I think that this is a very important essay by a scholar whose focus as a sociologist has been on the social-economic arrangements of capitalist society. He has also the experience of serving in a "liberal democratic" institution, the Philippine Congress.
Notice that I put "liberal democratic" in quotes. I absolutely hate the terms used by capitalist authorities to describe their system. This is because all of their so-called "democratic" forms have been used only to hide the actual realities of capitalist class rule, and one important reality is the inequality that the system creates as recently exposed by another sociologist, Piketty. They must of necessity hide these realities behind a huge facade which consists of such verbiage, false ideas, and capitalist values. These are inculcated in all of us by comprehensive indoctrination in their educational institutions and reinforced daily by their corporate media coverage of information, and even experienced in a more subtle form in our entertainment.

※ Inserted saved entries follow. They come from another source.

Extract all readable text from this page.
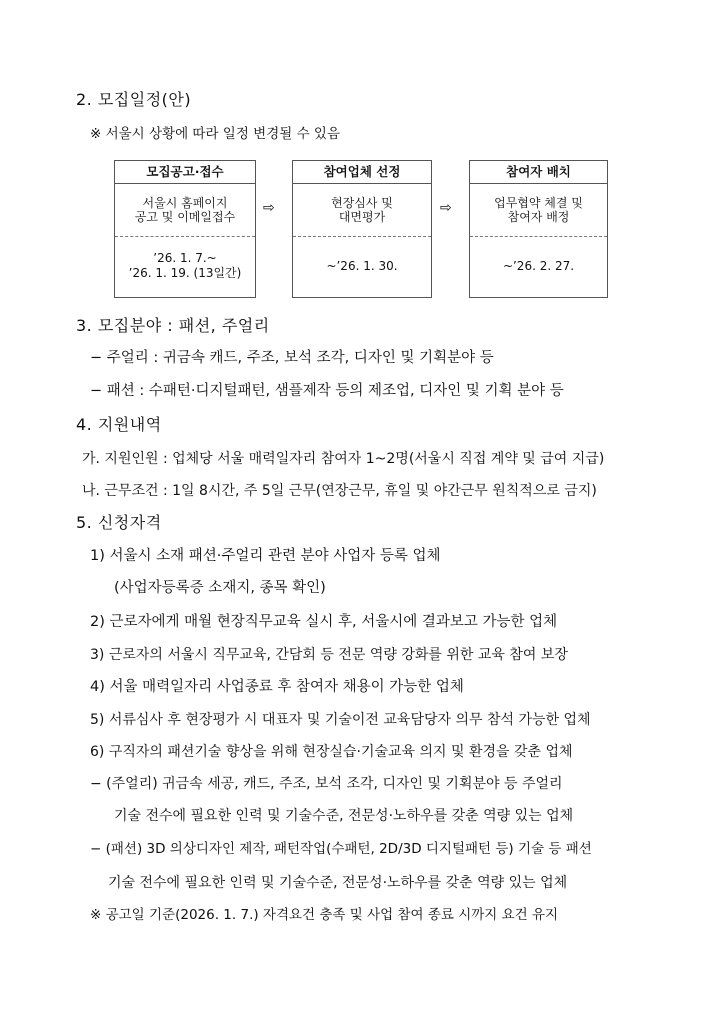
2. 모집일정(안)
※ 서울시 상황에 따라 일정 변경될 수 있음
모집공고·접수
서울시 홈페이지
공고 및 이메일접수
’26. 1. 7.~
’26. 1. 19. (13일간)
⇨
참여업체 선정
현장심사 및
대면평가
~’26. 1. 30.
⇨
참여자 배치
업무협약 체결 및
참여자 배정
~’26. 2. 27.
3. 모집분야 : 패션, 주얼리
− 주얼리 : 귀금속 캐드, 주조, 보석 조각, 디자인 및 기획분야 등
− 패션 : 수패턴·디지털패턴, 샘플제작 등의 제조업, 디자인 및 기획 분야 등
4. 지원내역
가. 지원인원 : 업체당 서울 매력일자리 참여자 1~2명(서울시 직접 계약 및 급여 지급)
나. 근무조건 : 1일 8시간, 주 5일 근무(연장근무, 휴일 및 야간근무 원칙적으로 금지)
5. 신청자격
1) 서울시 소재 패션·주얼리 관련 분야 사업자 등록 업체
(사업자등록증 소재지, 종목 확인)
2) 근로자에게 매월 현장직무교육 실시 후, 서울시에 결과보고 가능한 업체
3) 근로자의 서울시 직무교육, 간담회 등 전문 역량 강화를 위한 교육 참여 보장
4) 서울 매력일자리 사업종료 후 참여자 채용이 가능한 업체
5) 서류심사 후 현장평가 시 대표자 및 기술이전 교육담당자 의무 참석 가능한 업체
6) 구직자의 패션기술 향상을 위해 현장실습·기술교육 의지 및 환경을 갖춘 업체
− (주얼리) 귀금속 세공, 캐드, 주조, 보석 조각, 디자인 및 기획분야 등 주얼리
기술 전수에 필요한 인력 및 기술수준, 전문성·노하우를 갖춘 역량 있는 업체
− (패션) 3D 의상디자인 제작, 패턴작업(수패턴, 2D/3D 디지털패턴 등) 기술 등 패션
기술 전수에 필요한 인력 및 기술수준, 전문성·노하우를 갖춘 역량 있는 업체
※ 공고일 기준(2026. 1. 7.) 자격요건 충족 및 사업 참여 종료 시까지 요건 유지
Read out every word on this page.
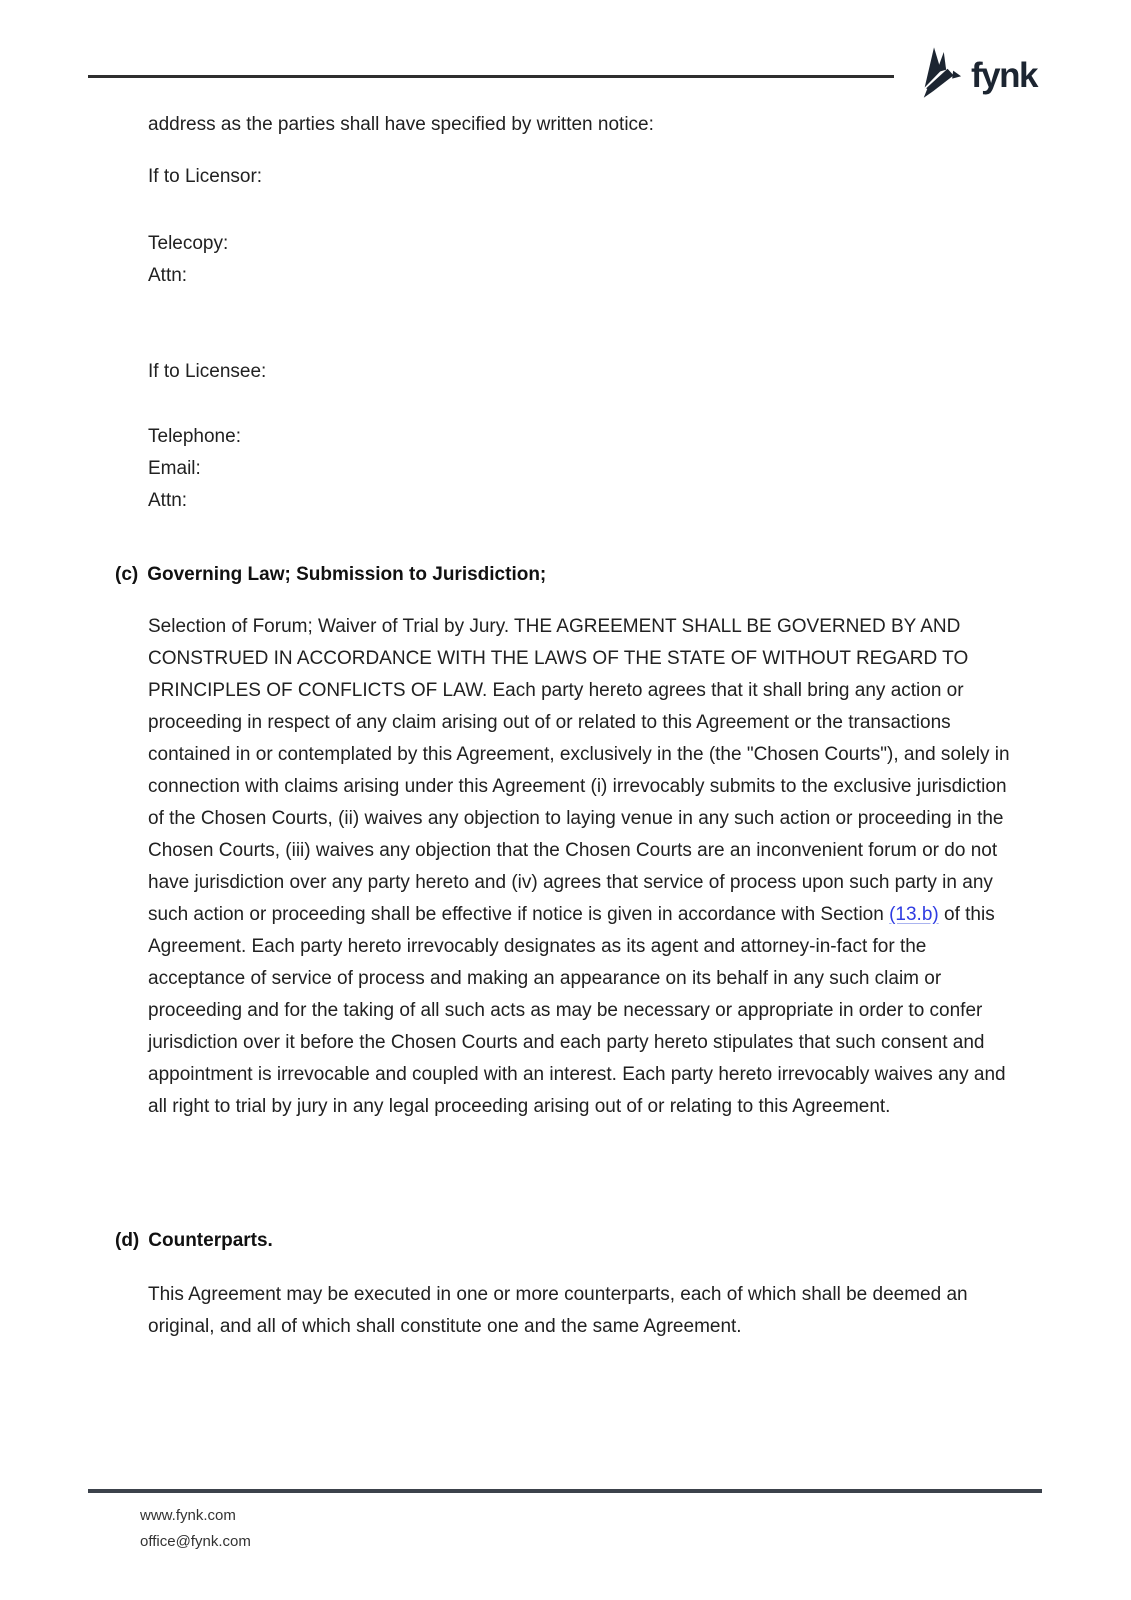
fynk
address as the parties shall have specified by written notice:
If to Licensor:
Telecopy:
Attn:
If to Licensee:
Telephone:
Email:
Attn:
(c) Governing Law; Submission to Jurisdiction;
Selection of Forum; Waiver of Trial by Jury. THE AGREEMENT SHALL BE GOVERNED BY AND CONSTRUED IN ACCORDANCE WITH THE LAWS OF THE STATE OF WITHOUT REGARD TO PRINCIPLES OF CONFLICTS OF LAW. Each party hereto agrees that it shall bring any action or proceeding in respect of any claim arising out of or related to this Agreement or the transactions contained in or contemplated by this Agreement, exclusively in the (the "Chosen Courts"), and solely in connection with claims arising under this Agreement (i) irrevocably submits to the exclusive jurisdiction of the Chosen Courts, (ii) waives any objection to laying venue in any such action or proceeding in the Chosen Courts, (iii) waives any objection that the Chosen Courts are an inconvenient forum or do not have jurisdiction over any party hereto and (iv) agrees that service of process upon such party in any such action or proceeding shall be effective if notice is given in accordance with Section (13.b) of this Agreement. Each party hereto irrevocably designates as its agent and attorney-in-fact for the acceptance of service of process and making an appearance on its behalf in any such claim or proceeding and for the taking of all such acts as may be necessary or appropriate in order to confer jurisdiction over it before the Chosen Courts and each party hereto stipulates that such consent and appointment is irrevocable and coupled with an interest. Each party hereto irrevocably waives any and all right to trial by jury in any legal proceeding arising out of or relating to this Agreement.
(d) Counterparts.
This Agreement may be executed in one or more counterparts, each of which shall be deemed an original, and all of which shall constitute one and the same Agreement.
www.fynk.com
office@fynk.com
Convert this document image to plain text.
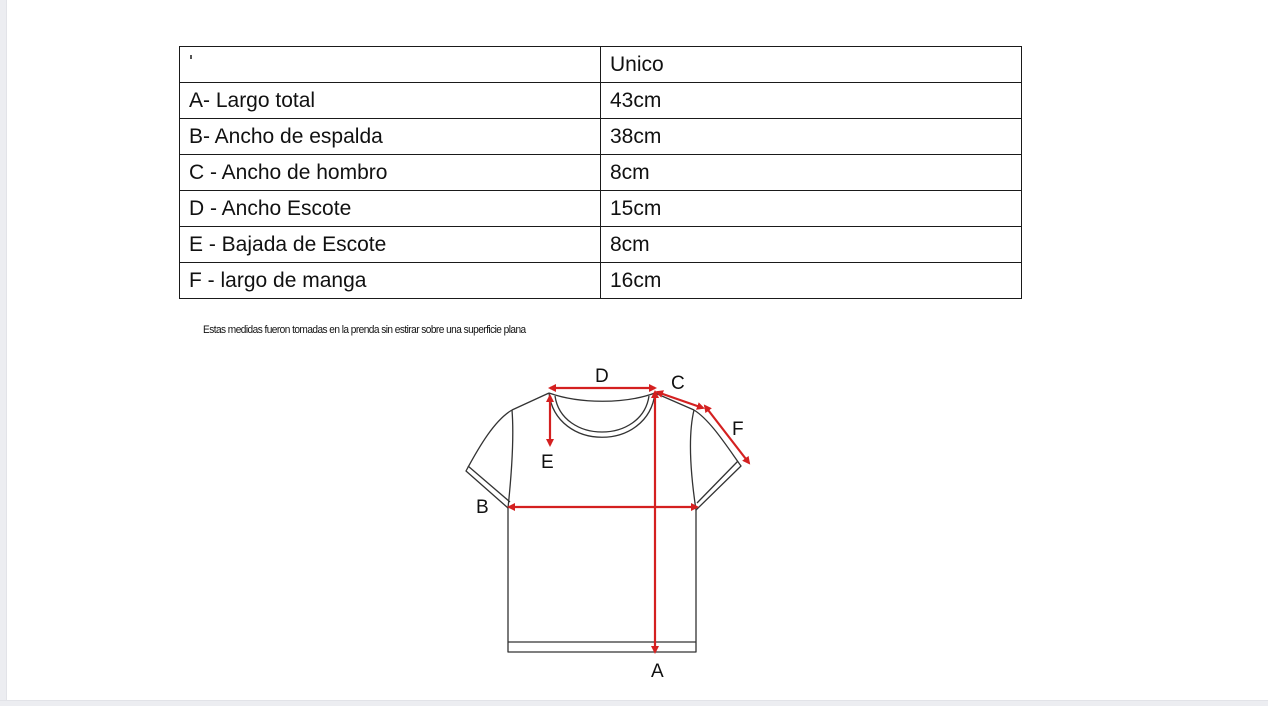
	Unico
A- Largo total	43cm
B- Ancho de espalda	38cm
C - Ancho de hombro	8cm
D - Ancho Escote	15cm
E - Bajada de Escote	8cm
F - largo de manga	16cm
Estas medidas fueron tomadas en la prenda sin estirar sobre una superficie plana
D	C
F
E
B
A
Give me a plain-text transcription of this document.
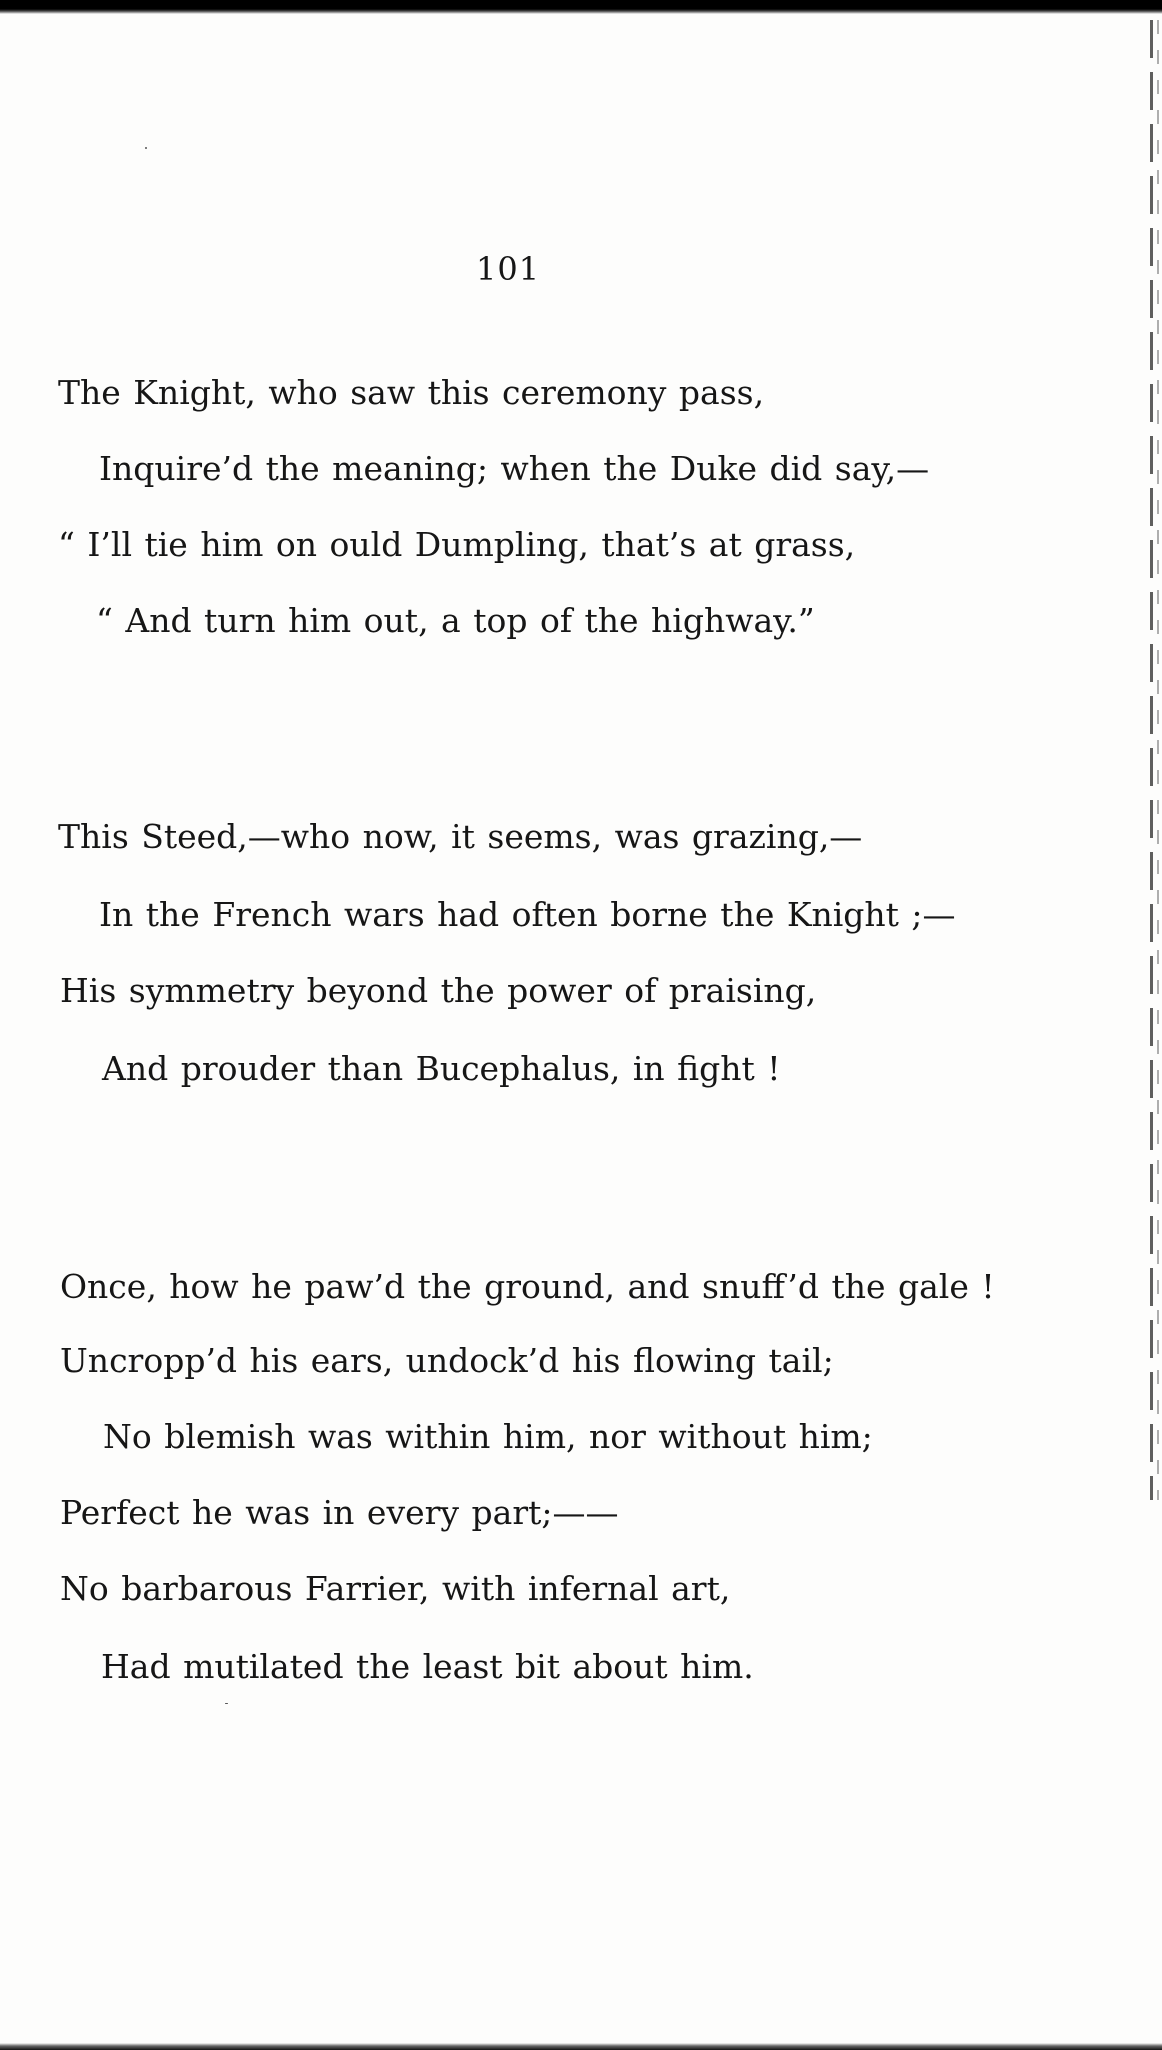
101
The Knight, who saw this ceremony pass,
Inquire’d the meaning; when the Duke did say,—
“ I’ll tie him on ould Dumpling, that’s at grass,
“ And turn him out, a top of the highway.”
This Steed,—who now, it seems, was grazing,—
In the French wars had often borne the Knight ;—
His symmetry beyond the power of praising,
And prouder than Bucephalus, in fight !
Once, how he paw’d the ground, and snuff’d the gale !
Uncropp’d his ears, undock’d his flowing tail;
No blemish was within him, nor without him;
Perfect he was in every part;——
No barbarous Farrier, with infernal art,
Had mutilated the least bit about him.
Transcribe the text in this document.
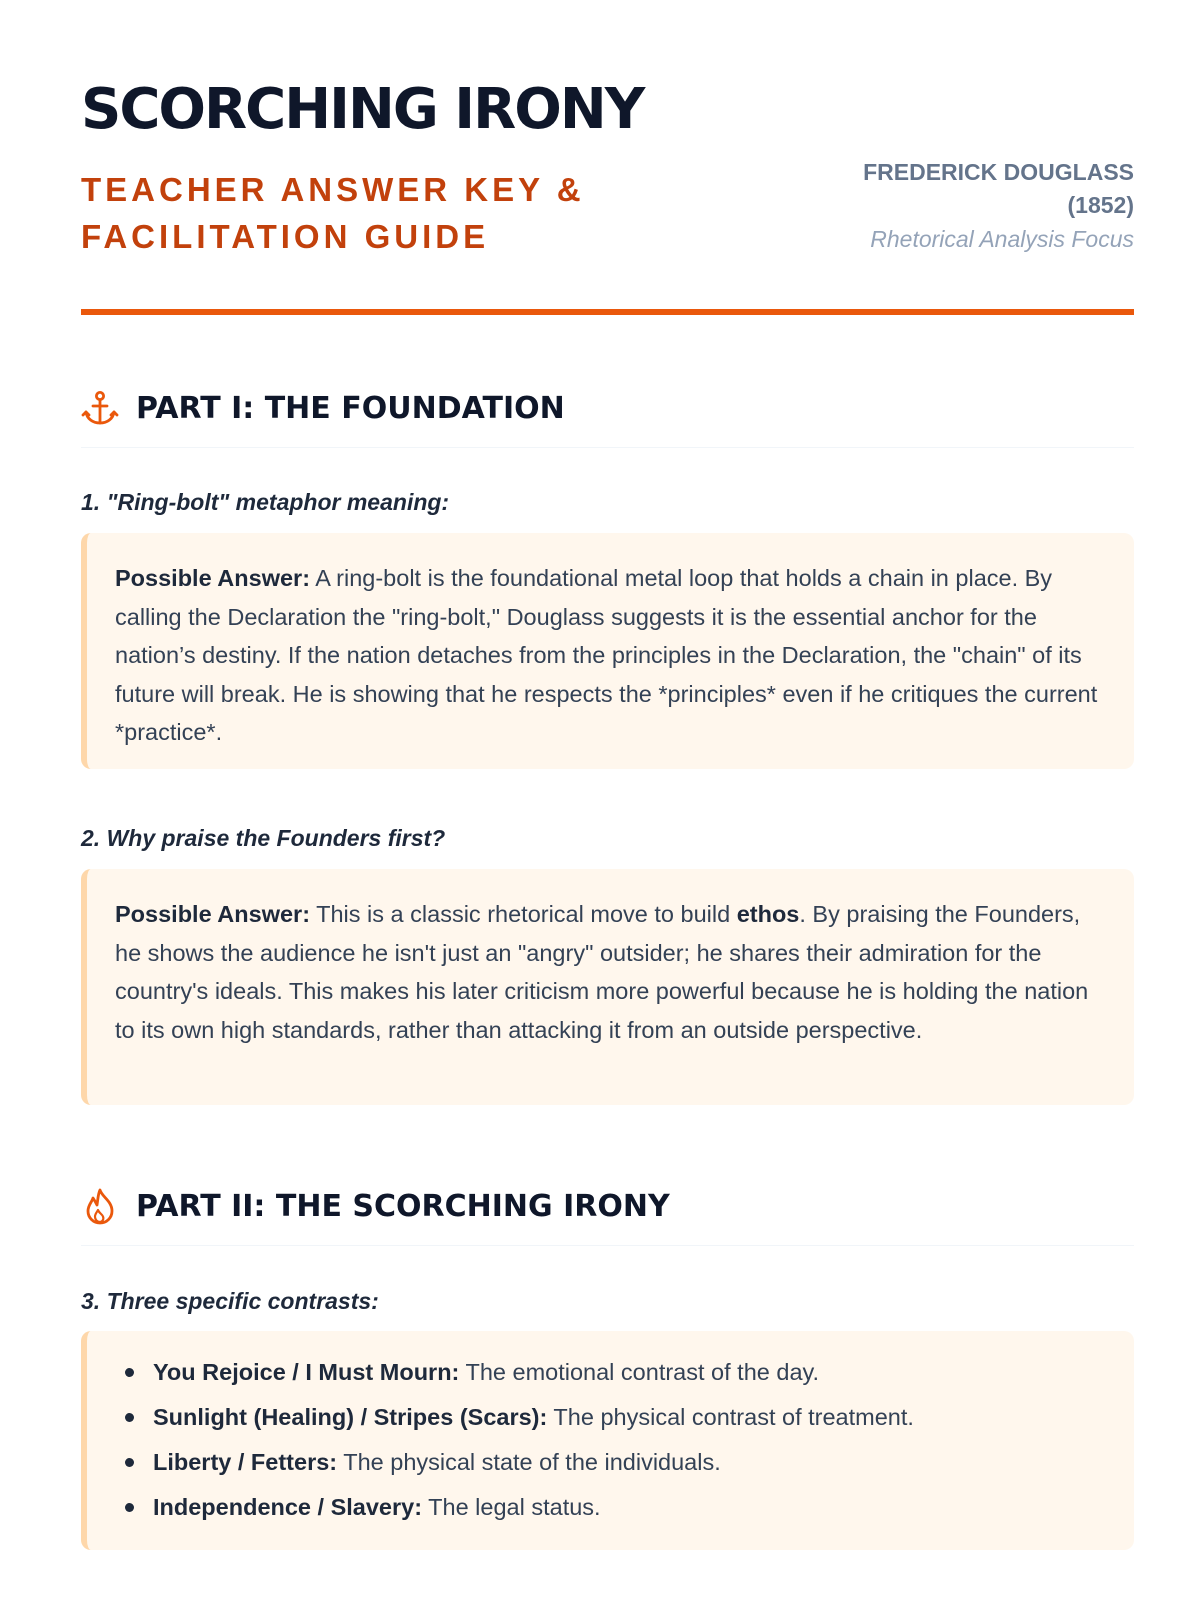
SCORCHING IRONY
TEACHER ANSWER KEY & FACILITATION GUIDE
FREDERICK DOUGLASS (1852)
Rhetorical Analysis Focus
PART I: THE FOUNDATION
1. "Ring-bolt" metaphor meaning:
Possible Answer: A ring-bolt is the foundational metal loop that holds a chain in place. By calling the Declaration the "ring-bolt," Douglass suggests it is the essential anchor for the nation’s destiny. If the nation detaches from the principles in the Declaration, the "chain" of its future will break. He is showing that he respects the *principles* even if he critiques the current *practice*.
2. Why praise the Founders first?
Possible Answer: This is a classic rhetorical move to build ethos. By praising the Founders, he shows the audience he isn't just an "angry" outsider; he shares their admiration for the country's ideals. This makes his later criticism more powerful because he is holding the nation to its own high standards, rather than attacking it from an outside perspective.
PART II: THE SCORCHING IRONY
3. Three specific contrasts:
You Rejoice / I Must Mourn: The emotional contrast of the day.
Sunlight (Healing) / Stripes (Scars): The physical contrast of treatment.
Liberty / Fetters: The physical state of the individuals.
Independence / Slavery: The legal status.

For example, let us consider only one important component of this brainwashing--consumerism. This emphasis is because capitalism's main focus is about the accumulation of wealth and its concomitant power through the compulsive production of goods for consumption. The production of goods to meet material needs has becomes irrelevant. Hence, the institution of advertising to drive consumption. Have you noticed the ubiquitous messages urging you to shop? Shopping has become a requirement of being a good citizen especially during this time of year.
Of course, another way to create demand for goods is to destroy those already produced through war. We have seen, and are now seeing plenty of that in this age of never-ending wars.
In this essay Bello has clearly demonstrated that he has transcended this brainwashing experience. The rest of us must also, if we are to prevent the coming holocaust of humanity.
...liberal democratic systems are ideal for the economic elites, for they are programmed with periodic electoral exercises that promote the illusion of equality, thus granting the system an aura of legitimacy, while subverting equality in practice, through money politics, the law, and the workings of the market. The old Marxist term “bourgeois democracy” is still the best description for this democratic regime. [my emphasis]So, I don't understand why he, and others like him, continue to use capitalist terms which hide the realities which he now recognizes. Part of the process of overcoming our brainwashing is to use terms that reveal these realities rather than hide them.
To reverse the process requires not just an alternative economic program based on justice, equity, and ecological stability but a new democratic regime to replace the liberal democratic regime that has become so vulnerable to elite and foreign capture.